Once through that, there are arguments of theological density about the exact cost of interconnecting. The incumbents – both fixed and mobile – will point to the need to protect their network investment and argue that interconnect costs should remain high. With some justice, Sentech will argue that this approach stifles innovation because the point of its network is that it will deliver voice at a much lower operating cost than its fixed and GSM incumbent equivalents.
Therefore in the first instance it will only offer calling between what will probably remain the rather small number of Sentech consumers. The rest will wait for the “break-out” moment when the hugely profitable incumbents actually agree interconnect prices as they will have to do so. And what will be lost in the sound and fury of this dispute is that for the first time there may be some serious competition on the cost of local and national calls.
So what’s so frightening for fixed and mobile incumbents? There are a number of things that should make their blood run cold. Any regulator that is determined to bring high mobile prices down can threaten to introduce just such a contender. The trend towards unified licensing almost begs them to do so. Levels of price competition in Africa’s mobile markets are almost non-existent. Ask about this and operators respond that they make regular price reductions through marketing offers but this obscures rather than makes transparent the actual underlying cost to users.
Once the interconnect is sorted – however much the mobile incumbents tilt the price table in their own favour – this new breed of fixed and mobile IP operators still have a number potentially significant advantages. The capital cost of building a network is comparatively small compared with investment in GSM base stations. They will not be paying high GSM software licensing fees that are set at a minimum 100,000 subscriber baseline. The smaller the CAPEX, the faster the payback. And because return on investment is not calibrated so high, they will be able to achieve profitability with significantly smaller numbers of subscribers.

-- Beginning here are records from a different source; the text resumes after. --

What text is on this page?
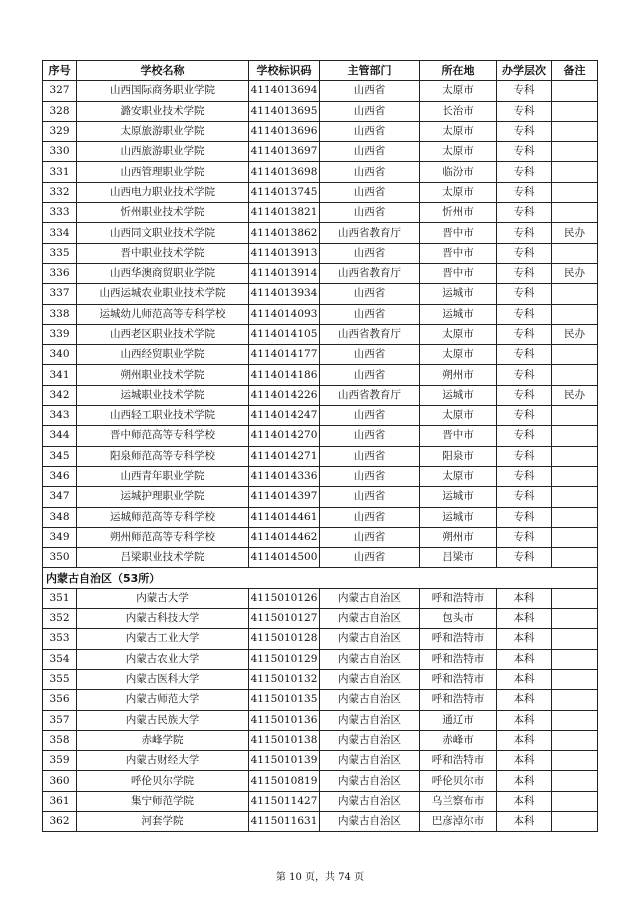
序号	学校名称	学校标识码	主管部门	所在地	办学层次	备注
327	山西国际商务职业学院	4114013694	山西省	太原市	专科	
328	潞安职业技术学院	4114013695	山西省	长治市	专科	
329	太原旅游职业学院	4114013696	山西省	太原市	专科	
330	山西旅游职业学院	4114013697	山西省	太原市	专科	
331	山西管理职业学院	4114013698	山西省	临汾市	专科	
332	山西电力职业技术学院	4114013745	山西省	太原市	专科	
333	忻州职业技术学院	4114013821	山西省	忻州市	专科	
334	山西同文职业技术学院	4114013862	山西省教育厅	晋中市	专科	民办
335	晋中职业技术学院	4114013913	山西省	晋中市	专科	
336	山西华澳商贸职业学院	4114013914	山西省教育厅	晋中市	专科	民办
337	山西运城农业职业技术学院	4114013934	山西省	运城市	专科	
338	运城幼儿师范高等专科学校	4114014093	山西省	运城市	专科	
339	山西老区职业技术学院	4114014105	山西省教育厅	太原市	专科	民办
340	山西经贸职业学院	4114014177	山西省	太原市	专科	
341	朔州职业技术学院	4114014186	山西省	朔州市	专科	
342	运城职业技术学院	4114014226	山西省教育厅	运城市	专科	民办
343	山西轻工职业技术学院	4114014247	山西省	太原市	专科	
344	晋中师范高等专科学校	4114014270	山西省	晋中市	专科	
345	阳泉师范高等专科学校	4114014271	山西省	阳泉市	专科	
346	山西青年职业学院	4114014336	山西省	太原市	专科	
347	运城护理职业学院	4114014397	山西省	运城市	专科	
348	运城师范高等专科学校	4114014461	山西省	运城市	专科	
349	朔州师范高等专科学校	4114014462	山西省	朔州市	专科	
350	吕梁职业技术学院	4114014500	山西省	吕梁市	专科	
内蒙古自治区（53所）						
351	内蒙古大学	4115010126	内蒙古自治区	呼和浩特市	本科	
352	内蒙古科技大学	4115010127	内蒙古自治区	包头市	本科	
353	内蒙古工业大学	4115010128	内蒙古自治区	呼和浩特市	本科	
354	内蒙古农业大学	4115010129	内蒙古自治区	呼和浩特市	本科	
355	内蒙古医科大学	4115010132	内蒙古自治区	呼和浩特市	本科	
356	内蒙古师范大学	4115010135	内蒙古自治区	呼和浩特市	本科	
357	内蒙古民族大学	4115010136	内蒙古自治区	通辽市	本科	
358	赤峰学院	4115010138	内蒙古自治区	赤峰市	本科	
359	内蒙古财经大学	4115010139	内蒙古自治区	呼和浩特市	本科	
360	呼伦贝尔学院	4115010819	内蒙古自治区	呼伦贝尔市	本科	
361	集宁师范学院	4115011427	内蒙古自治区	乌兰察布市	本科	
362	河套学院	4115011631	内蒙古自治区	巴彦淖尔市	本科	
第 10 页，共 74 页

Cheap satellite bandwidth and wireless trunking will allow these new operators to both go down a lower level in the market and reach out to areas previously uncovered. Despite the considerable success of the mobile incumbents, most African countries have between 20-40% of their populations uncovered by GSM networks. Not much of this will be “good business” but there’s enough to add to the significant niche position they might carve out in Africa’s urban areas. Lower prices bring new users and we are nowhere near the bottom of the pricing curve on mobile charges to consumers.